Superfast, low-energy computing using light pulses


Wednesday, 22 May, 2019

Superfast, low-energy computing using light pulses

An international team of scientists has created superfast data processing using light pulses instead of electricity, using the power of magnets to record computer data. Published in the journal Nature, the work solves the dilemma of how to create faster data processing speeds without the accompanying high energy costs.

Today’s data centre servers consume 2–5% of global electricity consumption, producing heat which in turn requires more power to cool the servers. The problem is so acute that Microsoft has even submerged hundreds of its data centre services in the ocean in an effort to keep them cool and cut costs.

Most data is encoded as binary information (0 or 1 respectively) through the orientation of tiny magnets, called spins, in magnetic hard drives. The magnetic read/write head is used to set or retrieve information using electrical currents, which dissipate huge amounts of energy.

Researchers have now solved this problem by replacing electricity with extremely short pulses of light — the duration of one trillionth of a second — concentrated by special antennas on top of a magnet. The method is superfast and so energy efficient that the temperature of the magnet does not increase at all.

The team demonstrated their new method by pulsing a magnet with ultrashort light bursts (the duration of a millionth of a millionth of a second) at frequencies in the far infrared, the so-called terahertz spectral range. Even the strongest existing sources of terahertz light could not provide strong enough pulses to switch the orientation of a magnet — until the team discovered and utilised the efficient interaction mechanism of coupling between spins and terahertz electric field.

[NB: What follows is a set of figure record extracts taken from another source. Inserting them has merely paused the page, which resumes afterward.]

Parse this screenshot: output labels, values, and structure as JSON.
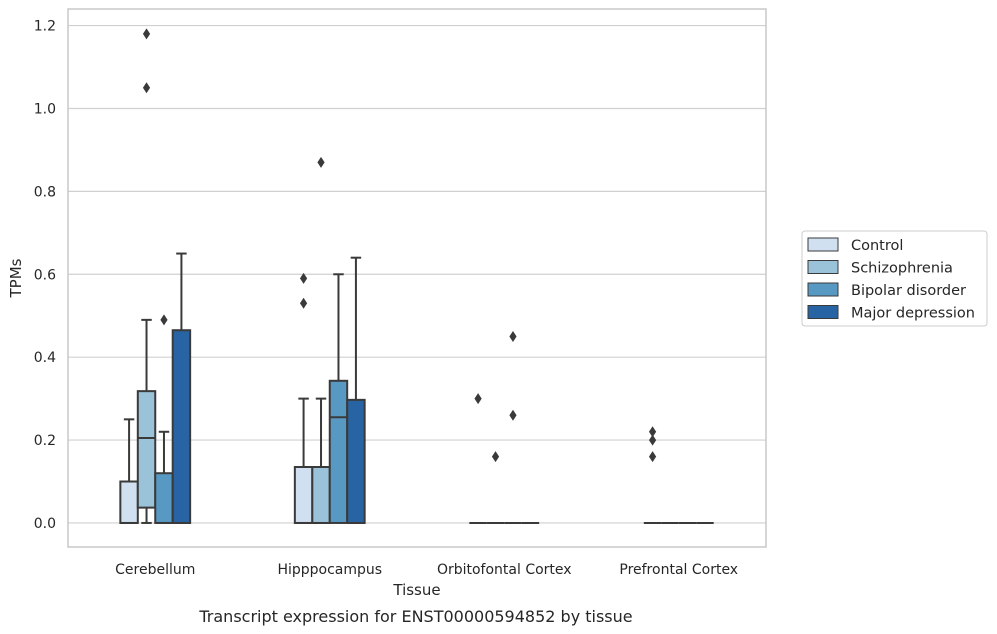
{
  "chart_data": {
    "type": "box",
    "caption": "Transcript expression for ENST00000594852 by tissue",
    "xlabel": "Tissue",
    "ylabel": "TPMs",
    "ylim": [
      -0.058,
      1.24
    ],
    "yticks": [
      0.0,
      0.2,
      0.4,
      0.6,
      0.8,
      1.0,
      1.2
    ],
    "ytick_labels": [
      "0.0",
      "0.2",
      "0.4",
      "0.6",
      "0.8",
      "1.0",
      "1.2"
    ],
    "grid": "horizontal",
    "legend_position": "right",
    "categories": [
      "Cerebellum",
      "Hipppocampus",
      "Orbitofontal Cortex",
      "Prefrontal Cortex"
    ],
    "series": [
      {
        "name": "Control",
        "color": "#d0e0f1",
        "boxes": [
          {
            "q1": 0.0,
            "median": 0.0,
            "q3": 0.1,
            "whisker_low": 0.0,
            "whisker_high": 0.25,
            "outliers": []
          },
          {
            "q1": 0.0,
            "median": 0.0,
            "q3": 0.135,
            "whisker_low": 0.0,
            "whisker_high": 0.3,
            "outliers": [
              0.53,
              0.59
            ]
          },
          {
            "q1": 0.0,
            "median": 0.0,
            "q3": 0.0,
            "whisker_low": 0.0,
            "whisker_high": 0.0,
            "outliers": [
              0.3
            ]
          },
          {
            "q1": 0.0,
            "median": 0.0,
            "q3": 0.0,
            "whisker_low": 0.0,
            "whisker_high": 0.0,
            "outliers": [
              0.16,
              0.2,
              0.22
            ]
          }
        ]
      },
      {
        "name": "Schizophrenia",
        "color": "#9ac3da",
        "boxes": [
          {
            "q1": 0.037,
            "median": 0.205,
            "q3": 0.318,
            "whisker_low": 0.0,
            "whisker_high": 0.49,
            "outliers": [
              1.05,
              1.18
            ]
          },
          {
            "q1": 0.0,
            "median": 0.0,
            "q3": 0.135,
            "whisker_low": 0.0,
            "whisker_high": 0.3,
            "outliers": [
              0.87
            ]
          },
          {
            "q1": 0.0,
            "median": 0.0,
            "q3": 0.0,
            "whisker_low": 0.0,
            "whisker_high": 0.0,
            "outliers": [
              0.16
            ]
          },
          {
            "q1": 0.0,
            "median": 0.0,
            "q3": 0.0,
            "whisker_low": 0.0,
            "whisker_high": 0.0,
            "outliers": []
          }
        ]
      },
      {
        "name": "Bipolar disorder",
        "color": "#5899c4",
        "boxes": [
          {
            "q1": 0.0,
            "median": 0.0,
            "q3": 0.12,
            "whisker_low": 0.0,
            "whisker_high": 0.22,
            "outliers": [
              0.49
            ]
          },
          {
            "q1": 0.0,
            "median": 0.255,
            "q3": 0.343,
            "whisker_low": 0.0,
            "whisker_high": 0.6,
            "outliers": []
          },
          {
            "q1": 0.0,
            "median": 0.0,
            "q3": 0.0,
            "whisker_low": 0.0,
            "whisker_high": 0.0,
            "outliers": [
              0.26,
              0.45
            ]
          },
          {
            "q1": 0.0,
            "median": 0.0,
            "q3": 0.0,
            "whisker_low": 0.0,
            "whisker_high": 0.0,
            "outliers": []
          }
        ]
      },
      {
        "name": "Major depression",
        "color": "#2864a4",
        "boxes": [
          {
            "q1": 0.0,
            "median": 0.0,
            "q3": 0.465,
            "whisker_low": 0.0,
            "whisker_high": 0.65,
            "outliers": []
          },
          {
            "q1": 0.0,
            "median": 0.0,
            "q3": 0.297,
            "whisker_low": 0.0,
            "whisker_high": 0.64,
            "outliers": []
          },
          {
            "q1": 0.0,
            "median": 0.0,
            "q3": 0.0,
            "whisker_low": 0.0,
            "whisker_high": 0.0,
            "outliers": []
          },
          {
            "q1": 0.0,
            "median": 0.0,
            "q3": 0.0,
            "whisker_low": 0.0,
            "whisker_high": 0.0,
            "outliers": []
          }
        ]
      }
    ]
  }
}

The scientists then developed and fabricated a very small antenna on top of the magnet to concentrate and thereby enhance the electric field of light. This strong local electric field was sufficient to navigate the magnetisation of the magnet to its new orientation in just one trillionth of a second. Furthermore, the temperature of the magnet did not increase at all as this process requires energy of only one quantum of the terahertz light — a photon — per spin.

“The record-low energy loss makes this approach scalable,” said Dr Rostislav Mikhaylovskiy, formerly at Radboud University and now at Lancaster University.

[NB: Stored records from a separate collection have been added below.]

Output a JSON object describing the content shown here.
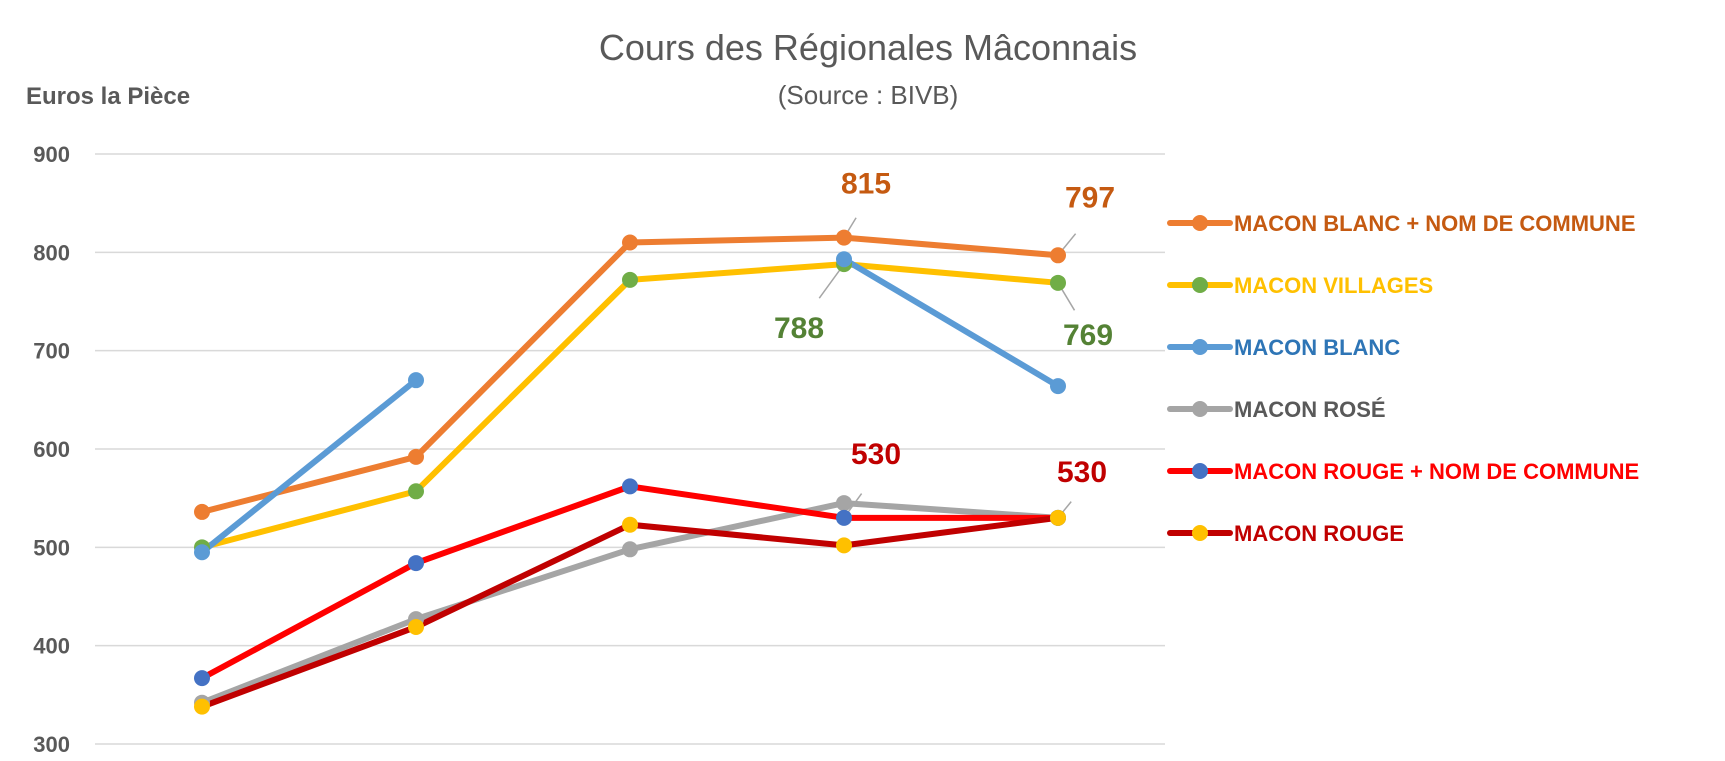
{
  "chart_data": {
    "type": "line",
    "title": "Cours des Régionales Mâconnais",
    "subtitle": "(Source : BIVB)",
    "ylabel": "Euros la Pièce",
    "xlabel": "",
    "ylim": [
      300,
      900
    ],
    "yticks": [
      300,
      400,
      500,
      600,
      700,
      800,
      900
    ],
    "grid": true,
    "legend_position": "right",
    "num_points": 5,
    "series": [
      {
        "name": "MACON BLANC + NOM DE COMMUNE",
        "color": "#ED7D31",
        "marker_color": "#ED7D31",
        "text_color": "#C55A11",
        "values": [
          536,
          592,
          810,
          815,
          797
        ]
      },
      {
        "name": "MACON VILLAGES",
        "color": "#FFC000",
        "marker_color": "#70AD47",
        "text_color": "#FFC000",
        "values": [
          500,
          557,
          772,
          788,
          769
        ]
      },
      {
        "name": "MACON BLANC",
        "color": "#5B9BD5",
        "marker_color": "#5B9BD5",
        "text_color": "#2E75B6",
        "values": [
          495,
          670,
          null,
          793,
          664
        ]
      },
      {
        "name": "MACON ROSÉ",
        "color": "#A5A5A5",
        "marker_color": "#A5A5A5",
        "text_color": "#595959",
        "values": [
          342,
          427,
          498,
          545,
          530
        ]
      },
      {
        "name": "MACON ROUGE + NOM DE COMMUNE",
        "color": "#FF0000",
        "marker_color": "#4472C4",
        "text_color": "#FF0000",
        "values": [
          367,
          484,
          562,
          530,
          530
        ]
      },
      {
        "name": "MACON ROUGE",
        "color": "#C00000",
        "marker_color": "#FFC000",
        "text_color": "#C00000",
        "values": [
          338,
          419,
          523,
          502,
          530
        ]
      }
    ],
    "annotations": [
      {
        "text": "815",
        "series": 0,
        "point": 3,
        "color": "#C55A11"
      },
      {
        "text": "797",
        "series": 0,
        "point": 4,
        "color": "#C55A11"
      },
      {
        "text": "788",
        "series": 1,
        "point": 3,
        "color": "#548235"
      },
      {
        "text": "769",
        "series": 1,
        "point": 4,
        "color": "#548235"
      },
      {
        "text": "530",
        "series": 4,
        "point": 3,
        "color": "#C00000"
      },
      {
        "text": "530",
        "series": 5,
        "point": 4,
        "color": "#C00000"
      }
    ]
  }
}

“Future storage devices would also exploit the excellent spatial definition of antenna structures enabling practical magnetic memories with simultaneously maximal energy efficiency and speed.”

Dr Mikhaylovskiy plans to carry out further research using the new ultrafast laser at Lancaster University together with accelerators at the Cockroft Institute, which are able to generate intense pulses of light to allow switching magnets and to determine the practical and fundamental speed and energy limits of magnetic recording.

Image caption: Using ultrashort pulses of light enables extremely economical switching of a magnet from one stable orientation (red arrow) to another (white arrow). This concept enables ultrafast information storage with unprecedented energy efficiency. Image© Brad Baxley (parttowhole.com).